Its limitation is that much of the intelligence still lives in you. Scrivener stores material well, but it does not deeply analyze the story for contradictions or answer manuscript questions with citations.
Campfire excels at planning and worldbuilding
Campfire is strong when you want dedicated spaces for lore, maps, cultures, species, relationship graphs, and other planning objects before or alongside drafting.
For authors with complex worldbuilding needs, that can be a better planning surface than a simple notes system. The tradeoff is that planning systems can drift away from the actual manuscript if they are not tightly grounded in it.
LoreVia is built for manuscript intelligence
LoreVia starts from the manuscript and turns it into a working story system. That means character tracking, timeline recall, thread visibility, chapter-aware answers, beta-reader prep, and continuity review become part of the same workflow.

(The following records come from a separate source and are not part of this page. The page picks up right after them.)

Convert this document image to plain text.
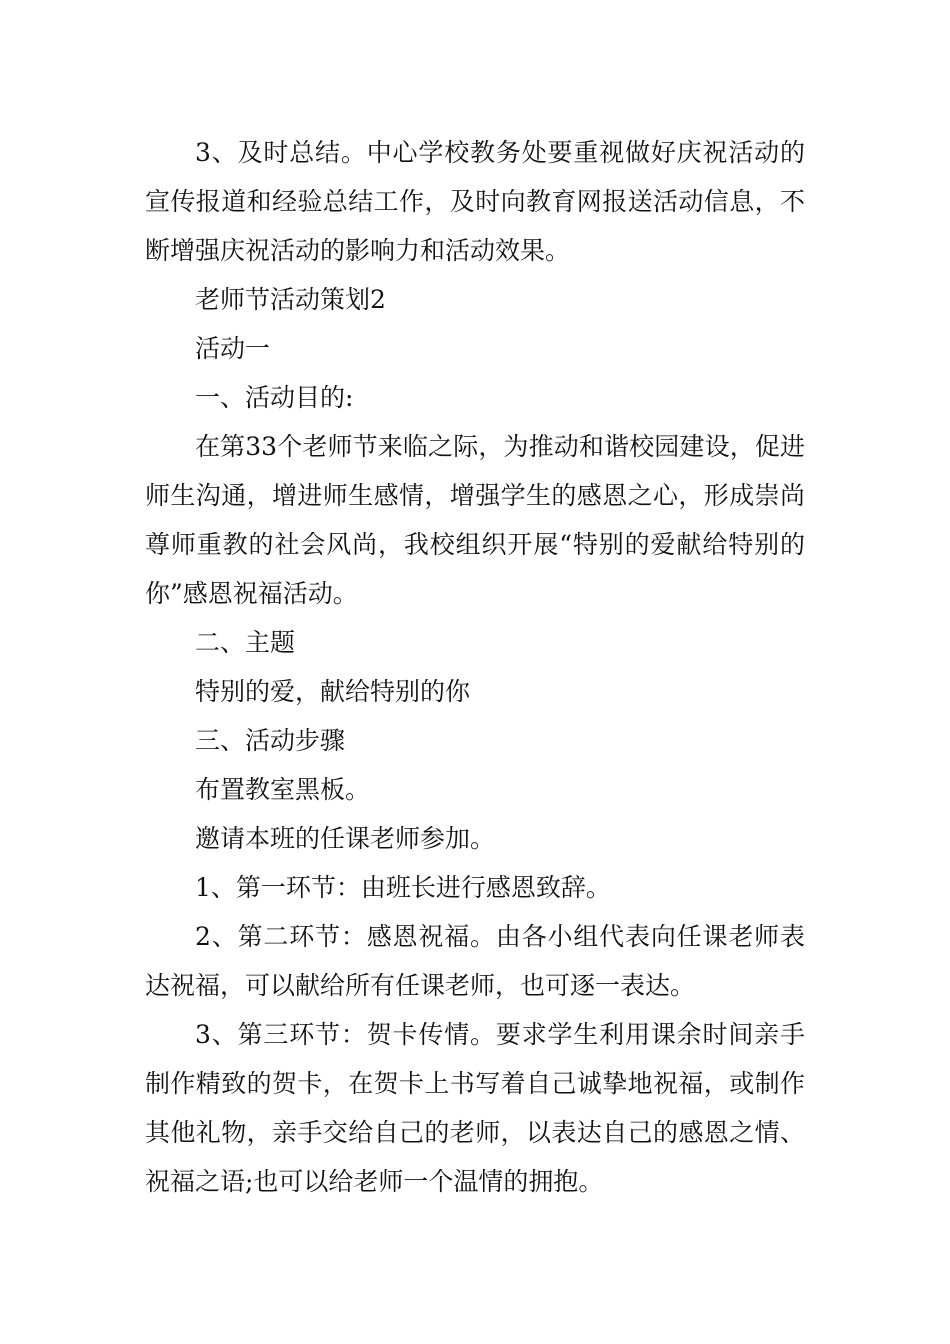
3、及时总结。中心学校教务处要重视做好庆祝活动的宣传报道和经验总结工作，及时向教育网报送活动信息，不断增强庆祝活动的影响力和活动效果。

老师节活动策划2

活动一

一、活动目的:

在第33个老师节来临之际，为推动和谐校园建设，促进师生沟通，增进师生感情，增强学生的感恩之心，形成崇尚尊师重教的社会风尚，我校组织开展“特别的爱献给特别的你”感恩祝福活动。

二、主题

特别的爱，献给特别的你

三、活动步骤

布置教室黑板。

邀请本班的任课老师参加。

1、第一环节：由班长进行感恩致辞。

2、第二环节：感恩祝福。由各小组代表向任课老师表达祝福，可以献给所有任课老师，也可逐一表达。

3、第三环节：贺卡传情。要求学生利用课余时间亲手制作精致的贺卡，在贺卡上书写着自己诚挚地祝福，或制作其他礼物，亲手交给自己的老师，以表达自己的感恩之情、祝福之语;也可以给老师一个温情的拥抱。
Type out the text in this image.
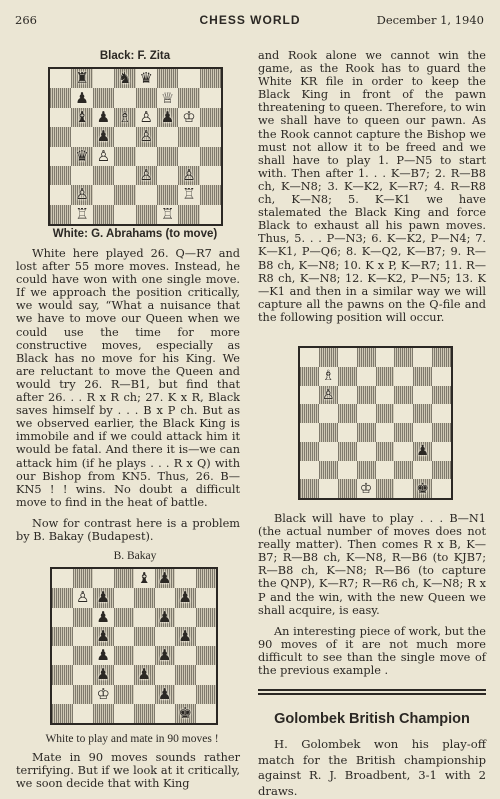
266	CHESS WORLD	December 1, 1940
Black: F. Zita
♜ ♞ ♛
♟	♕
♝ ♟ ♗ ♙ ♟ ♔
♟ ♙
♛ ♙
♙ ♙
♙	♖
♖	♖
White: G. Abrahams (to move)

White here played 26. Q—R7 and lost after 55 more moves. Instead, he could have won with one single move. If we approach the position critically, we would say, “What a nuisance that we have to move our Queen when we could use the time for more constructive moves, especially as Black has no move for his King. We are reluctant to move the Queen and would try 26. R—B1, but find that after 26. . . R x R ch; 27. K x R, Black saves himself by . . . B x P ch. But as we observed earlier, the Black King is immobile and if we could attack him it would be fatal. And there it is—we can attack him (if he plays . . . R x Q) with our Bishop from KN5. Thus, 26. B—KN5 ! ! wins. No doubt a difficult move to find in the heat of battle.

Now for contrast here is a problem by B. Bakay (Budapest).

B. Bakay
♝ ♟
♙ ♟	♟
♟	♟
♟	♟
♟	♟
♟ ♟
♔	♟
♚
White to play and mate in 90 moves !

Mate in 90 moves sounds rather terrifying. But if we look at it critically, we soon decide that with King

and Rook alone we cannot win the game, as the Rook has to guard the White KR file in order to keep the Black King in front of the pawn threatening to queen. Therefore, to win we shall have to queen our pawn. As the Rook cannot capture the Bishop we must not allow it to be freed and we shall have to play 1. P—N5 to start with. Then after 1. . . K—B7; 2. R—B8 ch, K—N8; 3. K—K2, K—R7; 4. R—R8 ch, K—N8; 5. K—K1 we have stalemated the Black King and force Black to exhaust all his pawn moves. Thus, 5. . . P—N3; 6. K—K2, P—N4; 7. K—K1, P—Q6; 8. K—Q2, K—B7; 9. R—B8 ch, K—N8; 10. K x P, K—R7; 11. R—R8 ch, K—N8; 12. K—K2, P—N5; 13. K—K1 and then in a similar way we will capture all the pawns on the Q-file and the following position will occur.

♗
♙
♟
♔	♚

Black will have to play . . . B—N1 (the actual number of moves does not really matter). Then comes R x B, K—B7; R—B8 ch, K—N8, R—B6 (to KJB7; R—B8 ch, K—N8; R—B6 (to capture the QNP), K—R7; R—R6 ch, K—N8; R x P and the win, with the new Queen we shall acquire, is easy.

An interesting piece of work, but the 90 moves of it are not much more difficult to see than the single move of the previous example .

Golombek British Champion

H. Golombek won his play-off match for the British championship against R. J. Broadbent, 3-1 with 2 draws.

It is especially useful when the challenge is not inventing the world, but keeping the written draft coherent while it changes.
Choose based on where your pain lives
Authors who mostly need a drafting cockpit may prefer Scrivener. Authors who mainly need planning databases may prefer Campfire. Authors who are wrestling with revision complexity, continuity drift, and story memory will usually get the most leverage from LoreVia.